ARC member Emma Powlett examined the impact of the Autumn Statement on the rural economy, and the achievements of the LEADER grant funding programme, which continues.
Businesses needed to plan, she said, and it was important to build on the success of such programmes over the last decades. However, there had been a drop-off in application for LEADER funding following the Brexit vote, despite the fact that the boundaries set were wider than those who could be eligible might expect, she added.
“We have been told by the Chancellor in the Autumn Statement that “Growth and Productivity” is at the forefront of Government Policy,” she said.
“This is nothing new for those of us who have been working in the rural arena for the last 25 years. Between 1993 and 2013 more than £180m of rural economic development in the East of England has been delivered. We have been working together to create jobs and develop rural business, from the niche, to the more traditional.
“As we enter a new, uncertain period, the only certainty is change. That is why we must look forward to create a sustainable rural economy for all. We must ensure that rural businesses will be firmly placed to stimulate growth and be at the forefront of Research and Development initiatives, support our own economy through food and drink security and stimulate opportunities for niche ventures.”
Rural business consultant Jamie Gwatkin, also an ARC member, looked at the implications of Brexit and what businesses should be looking at in order to combat any potential impact on them.
With the talks not yet started, there was much posturing, and people were positioning themselves for the negotiations, he said.
When it came to future support, farming was up against health, defence and education and “is not high on the government’s agenda”, he said.
Jamie produced a farm model which looked at possible future economic conditions for farmers, including a 30% cut in direct support, increased costs for machinery and inputs and varying tariffs on exports to Europe.
His projected figures pointed to a dramatic cut in profits and a sizeable cashflow deficit.
“This is something we need to concentrate on now because if we get to that we are going to have businesses in real hardship,” he said.
A change in mindset would be needed, and farmers would need to look at diversification possibiltites, collaboration, intensification and external working to keep their heads above water, he suggested.
“The model is a farmer who just concentrates on farming. That cannot continue in the future. We have to have from farming businesses anad change of mindset,” he said. But in every business he had been involved in there were “tremendous opportunities”. On poorer, marginal land there might be opportunities for schemes such as ‘making space for water’ or other environmental measures which yielded better returns than cropping.
“We need to be thinking what else can we do with those fields,” he said.
“For small farmers it may be an opportunity to go out and get a part-time job. Small farmers may have to become part-time farmers.”
But while there were challenges, and the industry needed to get its house in order, there were also opportunities, he said.
ARC founder Richard Rampton, of consultancy Rural Advice Ltd, told delegates that ARC was a consortium which he had helped form in response to a perceived need.

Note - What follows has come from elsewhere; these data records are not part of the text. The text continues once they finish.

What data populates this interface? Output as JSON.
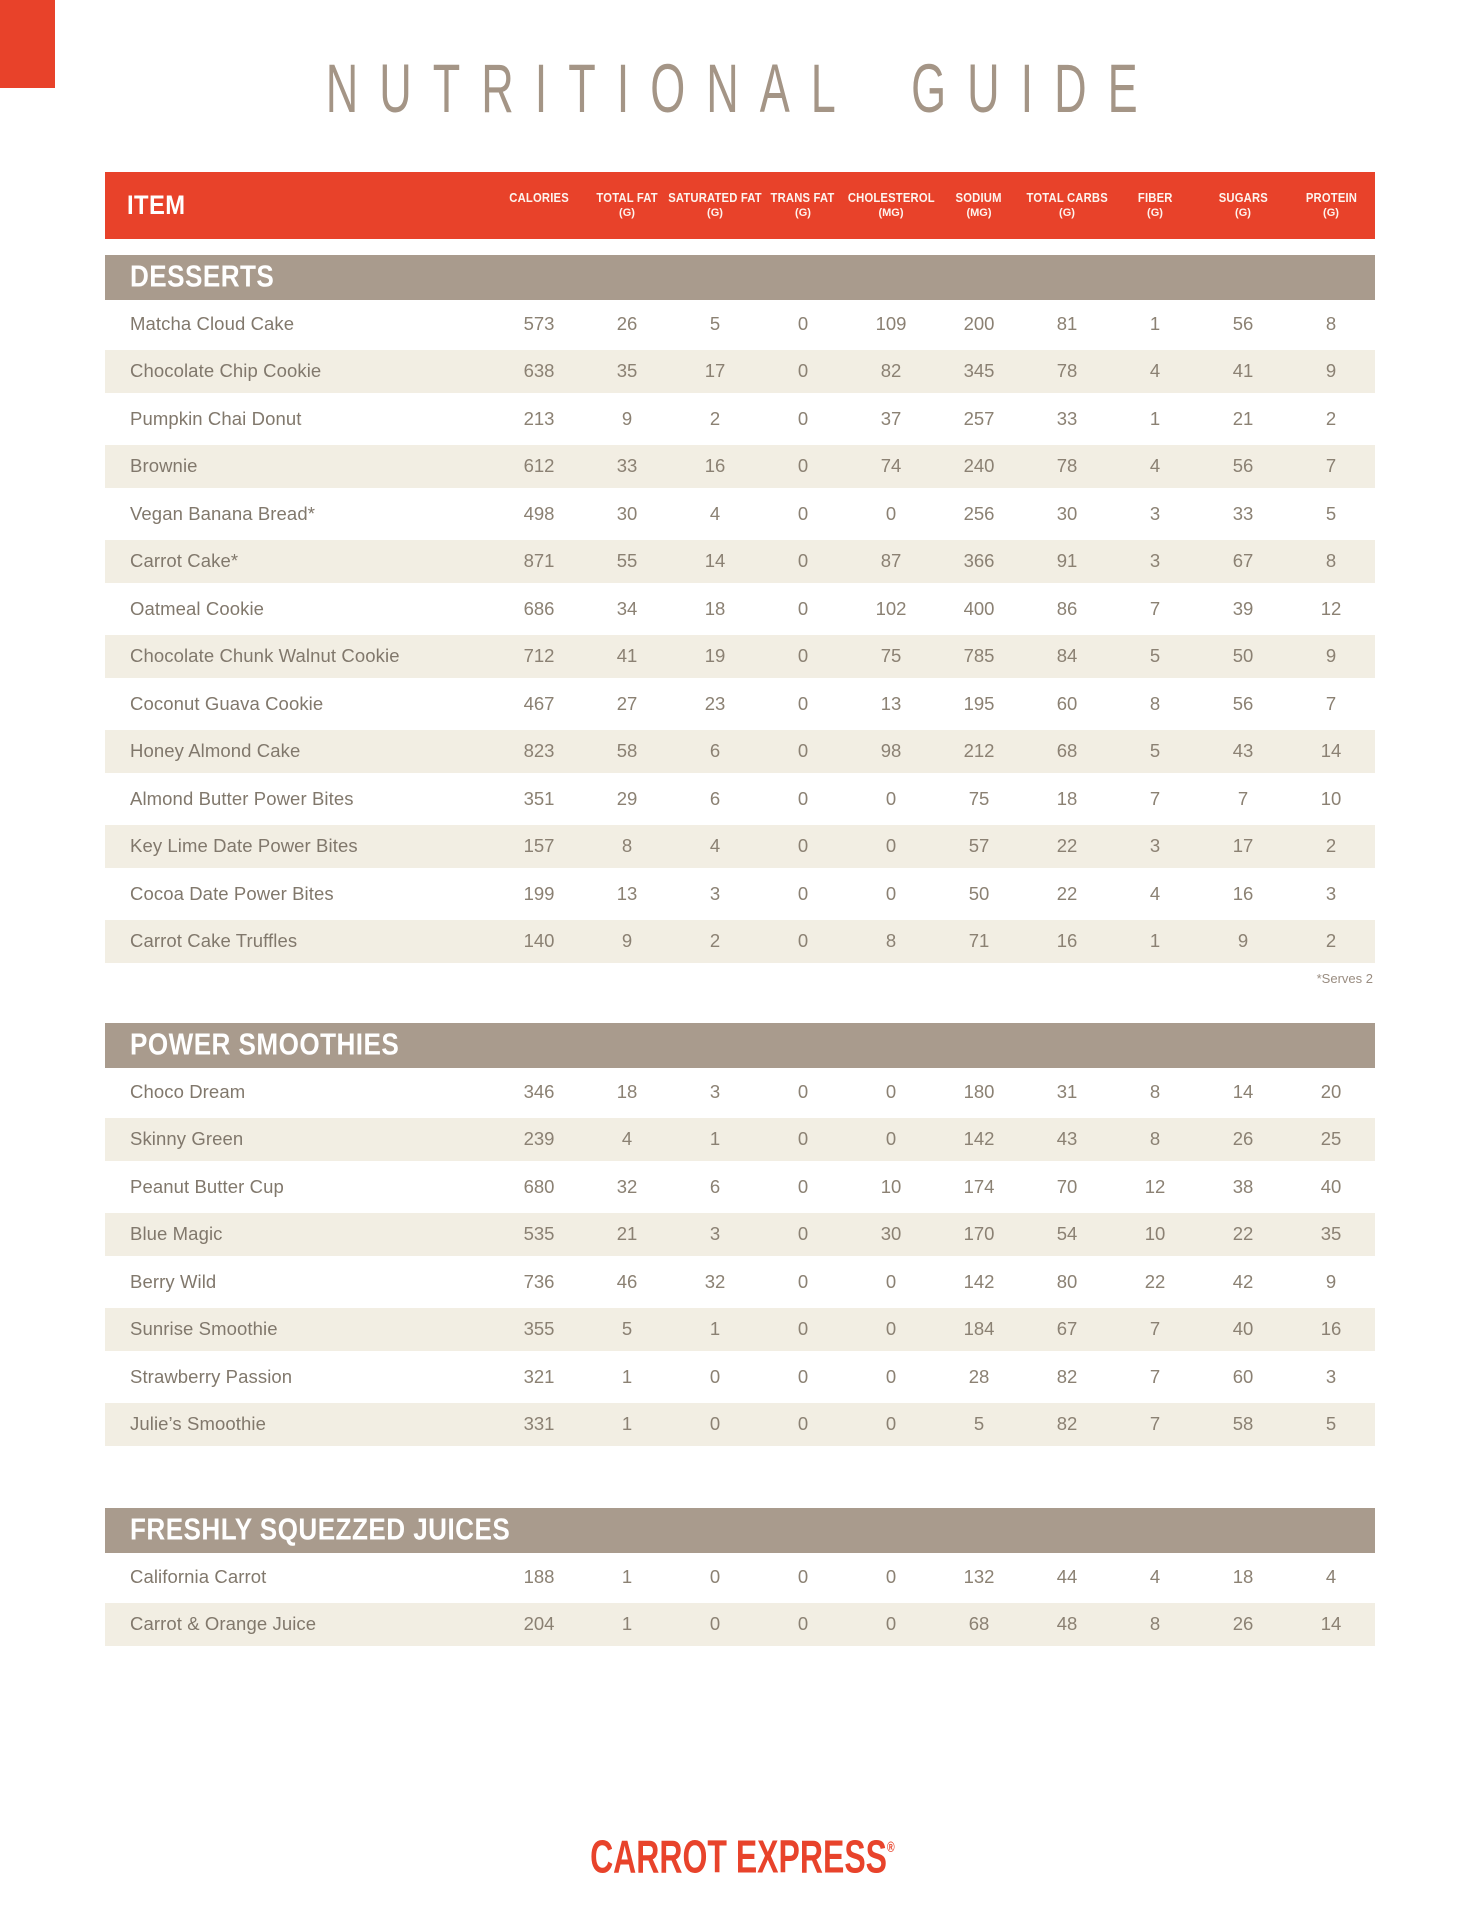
{
  "page": {
    "title": "NUTRITIONAL GUIDE",
    "footer_logo": "CARROT EXPRESS",
    "footer_reg": "®"
  },
  "colors": {
    "accent_orange": "#e8422a",
    "section_taupe": "#a99b8d",
    "row_cream": "#f2eee3",
    "title_tan": "#a49586",
    "body_text": "#81786c"
  },
  "table": {
    "item_header": "ITEM",
    "columns": [
      {
        "label": "CALORIES",
        "unit": ""
      },
      {
        "label": "TOTAL FAT",
        "unit": "(G)"
      },
      {
        "label": "SATURATED FAT",
        "unit": "(G)"
      },
      {
        "label": "TRANS FAT",
        "unit": "(G)"
      },
      {
        "label": "CHOLESTEROL",
        "unit": "(MG)"
      },
      {
        "label": "SODIUM",
        "unit": "(MG)"
      },
      {
        "label": "TOTAL CARBS",
        "unit": "(G)"
      },
      {
        "label": "FIBER",
        "unit": "(G)"
      },
      {
        "label": "SUGARS",
        "unit": "(G)"
      },
      {
        "label": "PROTEIN",
        "unit": "(G)"
      }
    ],
    "sections": [
      {
        "name": "DESSERTS",
        "footnote": "*Serves 2",
        "rows": [
          {
            "name": "Matcha Cloud Cake",
            "values": [
              573,
              26,
              5,
              0,
              109,
              200,
              81,
              1,
              56,
              8
            ]
          },
          {
            "name": "Chocolate Chip Cookie",
            "values": [
              638,
              35,
              17,
              0,
              82,
              345,
              78,
              4,
              41,
              9
            ]
          },
          {
            "name": "Pumpkin Chai Donut",
            "values": [
              213,
              9,
              2,
              0,
              37,
              257,
              33,
              1,
              21,
              2
            ]
          },
          {
            "name": "Brownie",
            "values": [
              612,
              33,
              16,
              0,
              74,
              240,
              78,
              4,
              56,
              7
            ]
          },
          {
            "name": "Vegan Banana Bread*",
            "values": [
              498,
              30,
              4,
              0,
              0,
              256,
              30,
              3,
              33,
              5
            ]
          },
          {
            "name": "Carrot Cake*",
            "values": [
              871,
              55,
              14,
              0,
              87,
              366,
              91,
              3,
              67,
              8
            ]
          },
          {
            "name": "Oatmeal Cookie",
            "values": [
              686,
              34,
              18,
              0,
              102,
              400,
              86,
              7,
              39,
              12
            ]
          },
          {
            "name": "Chocolate Chunk Walnut Cookie",
            "values": [
              712,
              41,
              19,
              0,
              75,
              785,
              84,
              5,
              50,
              9
            ]
          },
          {
            "name": "Coconut Guava Cookie",
            "values": [
              467,
              27,
              23,
              0,
              13,
              195,
              60,
              8,
              56,
              7
            ]
          },
          {
            "name": "Honey Almond Cake",
            "values": [
              823,
              58,
              6,
              0,
              98,
              212,
              68,
              5,
              43,
              14
            ]
          },
          {
            "name": "Almond Butter Power Bites",
            "values": [
              351,
              29,
              6,
              0,
              0,
              75,
              18,
              7,
              7,
              10
            ]
          },
          {
            "name": "Key Lime Date Power Bites",
            "values": [
              157,
              8,
              4,
              0,
              0,
              57,
              22,
              3,
              17,
              2
            ]
          },
          {
            "name": "Cocoa Date Power Bites",
            "values": [
              199,
              13,
              3,
              0,
              0,
              50,
              22,
              4,
              16,
              3
            ]
          },
          {
            "name": "Carrot Cake Truffles",
            "values": [
              140,
              9,
              2,
              0,
              8,
              71,
              16,
              1,
              9,
              2
            ]
          }
        ]
      },
      {
        "name": "POWER SMOOTHIES",
        "rows": [
          {
            "name": "Choco Dream",
            "values": [
              346,
              18,
              3,
              0,
              0,
              180,
              31,
              8,
              14,
              20
            ]
          },
          {
            "name": "Skinny Green",
            "values": [
              239,
              4,
              1,
              0,
              0,
              142,
              43,
              8,
              26,
              25
            ]
          },
          {
            "name": "Peanut Butter Cup",
            "values": [
              680,
              32,
              6,
              0,
              10,
              174,
              70,
              12,
              38,
              40
            ]
          },
          {
            "name": "Blue Magic",
            "values": [
              535,
              21,
              3,
              0,
              30,
              170,
              54,
              10,
              22,
              35
            ]
          },
          {
            "name": "Berry Wild",
            "values": [
              736,
              46,
              32,
              0,
              0,
              142,
              80,
              22,
              42,
              9
            ]
          },
          {
            "name": "Sunrise Smoothie",
            "values": [
              355,
              5,
              1,
              0,
              0,
              184,
              67,
              7,
              40,
              16
            ]
          },
          {
            "name": "Strawberry Passion",
            "values": [
              321,
              1,
              0,
              0,
              0,
              28,
              82,
              7,
              60,
              3
            ]
          },
          {
            "name": "Julie’s Smoothie",
            "values": [
              331,
              1,
              0,
              0,
              0,
              5,
              82,
              7,
              58,
              5
            ]
          }
        ]
      },
      {
        "name": "FRESHLY SQUEZZED JUICES",
        "rows": [
          {
            "name": "California Carrot",
            "values": [
              188,
              1,
              0,
              0,
              0,
              132,
              44,
              4,
              18,
              4
            ]
          },
          {
            "name": "Carrot & Orange Juice",
            "values": [
              204,
              1,
              0,
              0,
              0,
              68,
              48,
              8,
              26,
              14
            ]
          }
        ]
      }
    ]
  }
}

“It occurred to me that we have this tremendous breadth of experience, knowledge and skill among a number of independent consultants that are in the region. Providing they are all happy to work collaboratively then it seemed to me there woudl be an opportunity to form a consortium,” he said.
Farmers were faced with a “tsunami of change”. “That’s coming, and we think we are a resource there. We are complementary to each other,” he said.
“We are going to have to be very light on our feet. It’s a confused situation. We don’t know what the future holds. We need to react quickly.”